Record drawings are generally the initial reference point for routine maintenance and fault recovery events. It's important that they contain the same references and notation as the equipment in the field.
Inaccuracies in equipment references between drawings and plant are cited as contributing factors in failure events where the meantime to recover (MTTR) has been extended because of uncertainty in identifying equipment and circuits in the pressured environment of a real-life scenario.
Responsibility for handover training is generally with the installation contractor, but is passed down to the specialist supplier and generally delivered by a commissioning or sales engineer. The focus is always on the specific equipment and often misses its relevance in the overall system and, in particular, operational interfaces.
Training is better received when delivered in context because practical experience reinforces theory. The equipment in isolation is important, but it does not operate on its own. It has operational interfaces that also need to be understood, maintained and tested. These interfaces tend to fall between suppliers and they are seldom highlighted during supplier training.
The focus of handover training for critical facilities should be the transfer of all knowledge from the construction team to the operations team. This can only be conducted effectively by allowing the operations team time to get familiar with the systems before undertaking any training. To this end, Level 4 and 5 testing are perfect introductions into the operational context of the equipment.
Handover training should include: a review of the project brief; presentation of the overall schematics and layout drawings; review of the high-level commissioning plan; the scope and purpose of monitoring and control systems; a programme for Level 4 and 5 commissioning; and a detailed review of the asset list.
The operations team should be allowed time to review and comment on the failure scenarios covered under the Level 4 and 5 commissioning if tests are to satisfy the objective of maximum information transfer as opposed to satisfaction of a contractual milestone. The operations team must also develop Standard and Emergency Operating Procedures (SOP, EOP). While SOPs can be based on good practice and experience, and as such be similar from project to project, EOPs are site-specific.
The order that systems must be recovered is based on dynamic conditions and will vary depending on the failure event. In general, EOPs are site-specific. The starting point for their development should be Level 4 (systems tests) and Level 5 (integrated systems test) commissioning tests.
Transfer of knowledge from design/construction teams to operations teams is an evident weakness in both new and legacy data centres. The process needs a change of mindset from all stakeholders including operations, maintenance contractors, construction teams and consultants. But this problem does not sit with any one party - it needs to be addressed as an industry.
When we talk specifically about energy optimisation we get comments along the lines of "we're not changing anything, otherwise it becomes our responsibility". This stops facilities realising significant energy savings. A conservative estimate based on our experience sets this figure at 10 per cent of annual energy consumption and applies to new as well as legacy data centres.

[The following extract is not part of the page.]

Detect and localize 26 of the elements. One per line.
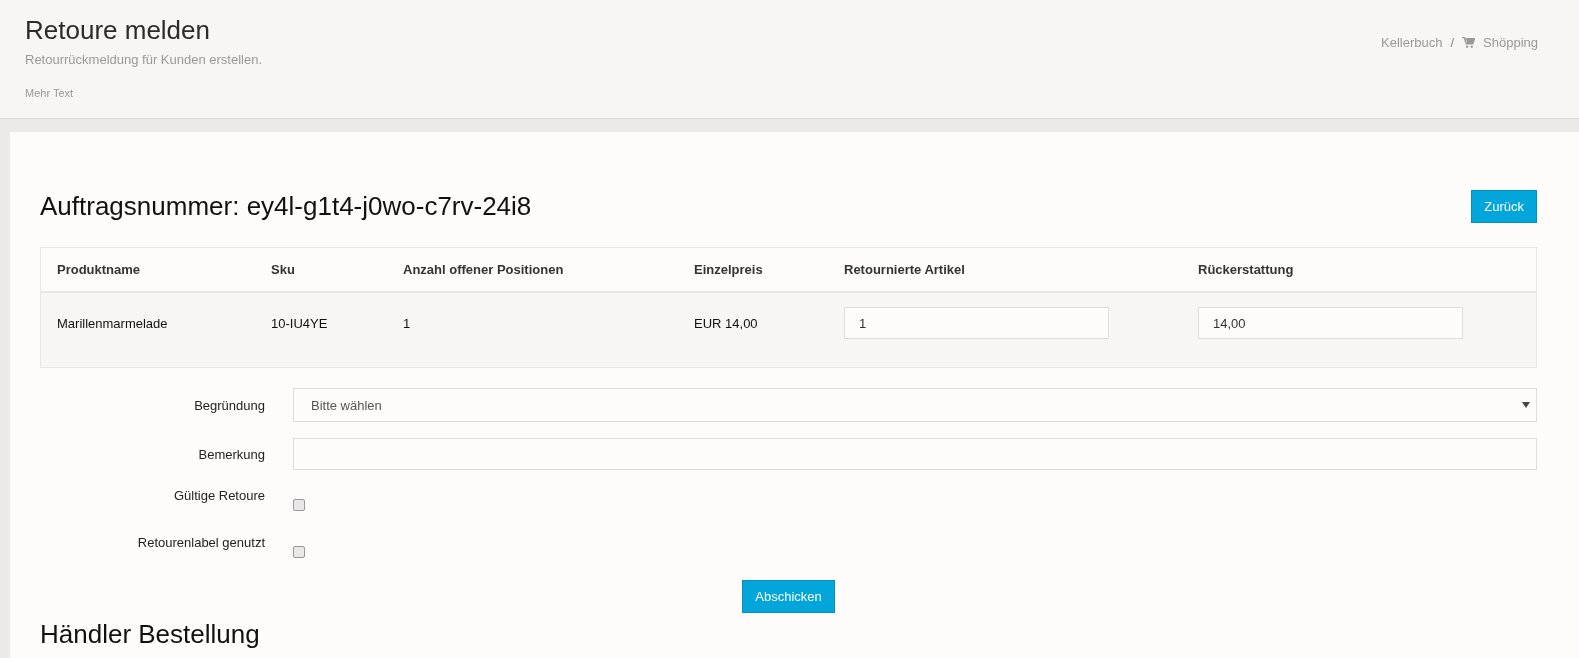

We propose two modifications to the existing process. Firstly, preparation at the outset of the project of a concept design or basis of design document, to be updated throughout the design, construction and commissioning process. This should then form part of the handover documentation, providing readers with a clear overview of the purpose and limitations of the facility. This should also be used as the reference point for future upgrades and there should be an obligation on the operations team to keep it up to date.
Secondly, change the final milestone from 'project handover /completion' to 'design and construction knowledge transfer' - thus providing a better description and focus. There are contractual definitions for practical and project completion; however, provided that knowledge transfer is stated as a key deliverable of practical completion, there should be no contradiction.